Komünistlerin birliğini savunanlar önderlik boşluğunu dolduracak bolşevik tipte bir komünist partinin yaratılması için bir kuruluş kongresini toplama hedefiyle örgütlü olarak bir platform üzerinde dursalar da bu platform komünist bir partiyle denk tutulamaz. Böyle bir partinin önüne koyup çözebileceği sorunları da çözemez. Siyasi mücadelemizin parti öncesi siyasi mücadele olduğunu ve bu mücadelenin sınırlarını biliyoruz. Program yazmak da bu sınırlardan biridir. Bugün henüz devrimci bir partinin kuruluş kongresini toplamamış olan platformumuzun siyasi tabloya dair isabetli tespitlerinin olması dünyayı programatik bir gözle analiz edip bir parti programı yazabileceği anlamına gelmez. Tersine, bir parti niteliği taşımayanlar bu sorulara hakkıyla yanıt verecek bir programı da oluşturamazlar.
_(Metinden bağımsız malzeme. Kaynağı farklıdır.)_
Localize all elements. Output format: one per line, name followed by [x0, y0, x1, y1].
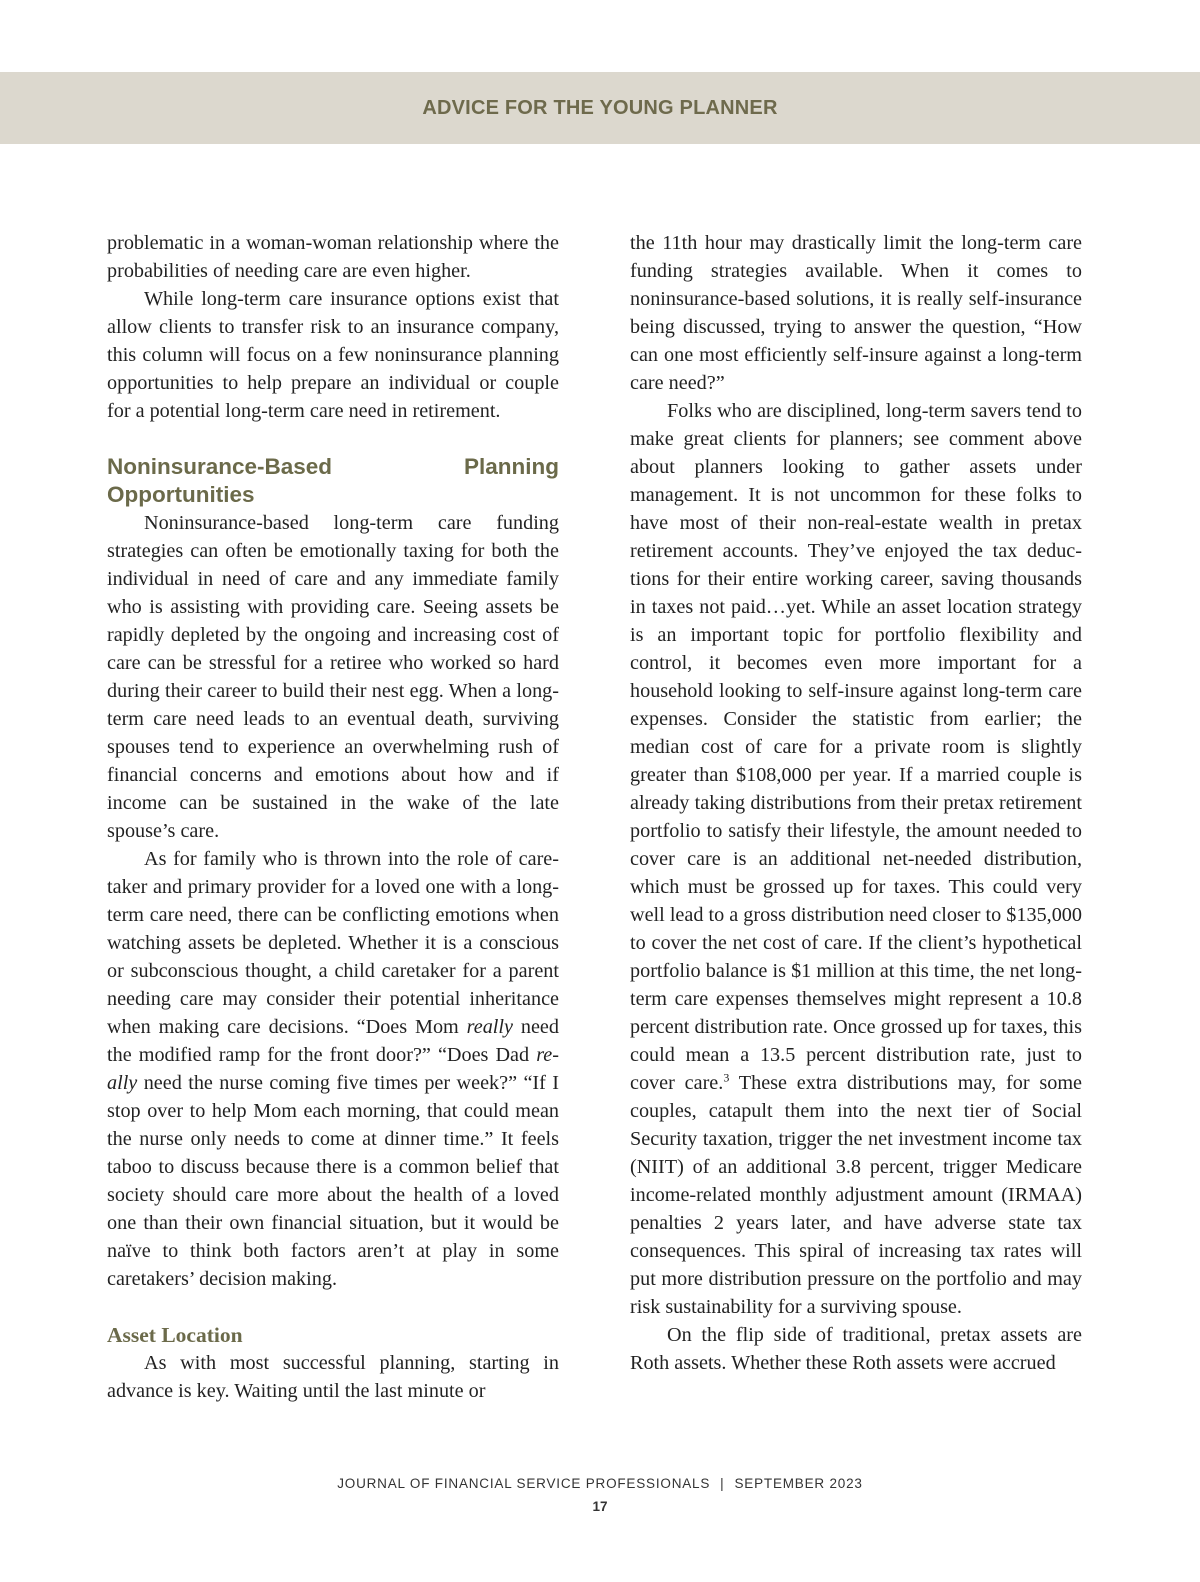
page-number: 17 — [592, 1499, 608, 1514]
paragraph: While long-term care insurance options exist that allow clients to transfer risk to an insurance company, this column will focus on a few noninsurance planning opportunities to help prepare an individual or couple for a potential long-term care need in retirement. — [107, 288, 559, 422]
journal-name: JOURNAL OF FINANCIAL SERVICE PROFESSIONALS — [337, 1476, 711, 1491]
section-title: ADVICE FOR THE YOUNG PLANNER — [422, 96, 778, 119]
right-column — [630, 229, 1082, 1377]
subsection-heading: Asset Location — [107, 1323, 243, 1347]
footer-line — [0, 1474, 1200, 1494]
footnote-ref: 3 — [723, 1070, 730, 1085]
paragraph: Noninsurance-based long-term care funding strategies can often be emotionally taxing for both the individual in need of care and any immediate family who is assisting with providing care. Seeing assets be rapidly depleted by the ongoing and increasing cost of care can be stressful for a retiree who worked so hard during their career to build their nest egg. When a long-term care need leads to an eventual death, surviving spouses tend to experience an overwhelming rush of financial concerns and emotions about how and if income can be sustained in the wake of the late spouse’s care. — [107, 512, 559, 842]
text-run: need the modified ramp for the front door?” “Does Dad — [107, 1016, 559, 1066]
page-footer — [0, 1474, 1200, 1517]
text-run: As for family who is thrown into the role of caretaker and primary provider for a loved one with a long-term care need, there can be conflicting emotions when watching assets be depleted. Whether it is a conscious or subconscious thought, a child caretaker for a parent needing care may consider their potential inheritance when making care decisions. “Does Mom — [107, 848, 559, 1038]
paragraph: As with most successful planning, starting in advance is key. Waiting until the last minute or — [107, 1352, 559, 1402]
text-run: Folks who are disciplined, long-term savers tend to make great clients for planners; see comment above about planners looking to gather assets under management. It is not uncommon for these folks to have most of their non-real-estate wealth in pretax retirement accounts. They’ve enjoyed the tax deductions for their entire working career, saving thousands in taxes not paid…yet. While an asset location strategy is an important topic for portfolio flexibility and control, it becomes even more important for a household looking to self-insure against long-term care expenses. Consider the statistic from earlier; the median cost of care for a private room is slightly greater than $108,000 per year. If a married couple is already taking distributions from their pretax retirement portfolio to satisfy their lifestyle, the amount needed to cover care is an additional net-needed distribution, which must be grossed up for taxes. This could very well lead to a gross distribution need closer to $135,000 to cover the net cost of care. If the client’s hypothetical portfolio balance is $1 million at this time, the net long-term care expenses themselves might represent a 10.8 percent distribution rate. Once grossed up for taxes, this could mean a 13.5 percent distribution rate, just to cover care. — [630, 400, 1082, 1094]
text-run: need the nurse coming five times per week?” “If I stop over to help Mom each morning, that could mean the nurse only needs to come at dinner time.” It feels taboo to discuss because there is a common belief that society should care more about the health of a loved one than their own financial situation, but it would be naïve to think both factors aren’t at play in some caretakers’ decision making. — [107, 1072, 559, 1290]
paragraph — [107, 845, 559, 1293]
paragraph — [630, 397, 1082, 1321]
left-column — [107, 229, 559, 1405]
section-banner — [0, 72, 1200, 144]
section-heading: Noninsurance-Based Planning Opportunities — [107, 454, 559, 507]
emphasis: really — [107, 1044, 559, 1094]
emphasis: really — [466, 1016, 513, 1038]
paragraph: problematic in a woman-woman relationship where the probabilities of needing care are even higher. — [107, 232, 559, 282]
text-run: These extra distributions may, for some couples, catapult them into the next tier of Social Security taxation, trigger the net investment income tax (NIIT) of an additional 3.8 percent, trigger Medicare income-related monthly adjustment amount (IRMAA) penalties 2 years later, and have adverse state tax consequences. This spiral of increasing tax rates will put more distribution pressure on the portfolio and may risk sustainability for a surviving spouse. — [630, 1072, 1083, 1318]
paragraph: On the flip side of traditional, pretax assets are Roth assets. Whether these Roth assets were accrued — [630, 1324, 1082, 1374]
footer-separator: | — [720, 1476, 725, 1491]
issue-date: SEPTEMBER 2023 — [734, 1476, 863, 1491]
paragraph: the 11th hour may drastically limit the long-term care funding strategies available. When it comes to noninsurance-based solutions, it is really self-insurance being discussed, trying to answer the question, “How can one most efficiently self-insure against a long-term care need?” — [630, 232, 1082, 394]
Elbette bir komünist partinin ilke ve esasları değişmemiştir, Komintern’in temel tezleri geçerliliğini korumaktadır. Ancak Komintern’i aşma iddiamız, yukarıda sayılan, ve hatta mücadelemizin sınırlarından dolayı formüle edemediğimiz soruların da cevaplanmasıyla mümkündür. Bugünkü siyasi mücadelemizin hedefi bu süreci en doğru şekilde açıklama ve programatik bir taslak oluşturmak değildir. Bu soruları ancak bir partinin ortaya koyduğu kavramlarla açıklayabiliriz. Programa dair sorularımızın yanıtları ancak parti inşa sürecinde netleşecektir.

Program Tartışmaları Muhataplarımızla İlişkilenme Ve Muhatap Yaratma Süreçlerinin Konusudur

Bu arayışları ortak bir zeminde yürütmemiz gerekir. Bu ortak zemini oluşturmanın güncel politik faaliyetimizde iki yolu olabilir.

Birincisi dışımızdaki sol akımların programatik tartışmalara açık olan kesimleriyle tanışmak, temas kurmak, eylem birlikleri yahut çeşitli ortak işler yapmak, bu işbirliğini onlara müdahale etmenin araçları olarak kullanmaktır. Komünistlerin Birliği platformunda bir araya gelemeyecek olsak dahi bu tartışmalar bizi bir program sürecine hazırlayacaktır.

İkincisi, bu tartışmaları platformumuz üzerinde duran bileşenlerle gerçekleştirmektir. Bir komünist partinin kongresini beraber toplamak ve programını yazmak için yaptığımız çağrı tek tek burjuva diktatörlükleri ya da emperyalistler hakkında bizimle bire bir aynı siyasi tespitleri yapmış olanlara değildir. Bizim yapamadığımız tespitleri kendini bir parti olarak görerek el yordamıyla yapmaya çalışanlara da değildir. Partileşme stratejimiz Komintern’in temel ilke ve esaslarında ortaklaştığımız tüm akımlara çağrı yapmayı şart koşar. Çağrımız proletarya devrimi için öncü olacak, ve bugünkü proleter devriminin somut ihtiyaçlarına cevap verecek komünist partinin programını yazmak için ortak zeminde bir araya gelmektir. Bu zemin komünistlerin birliğini savunanların üzerinde durduğu platformudur.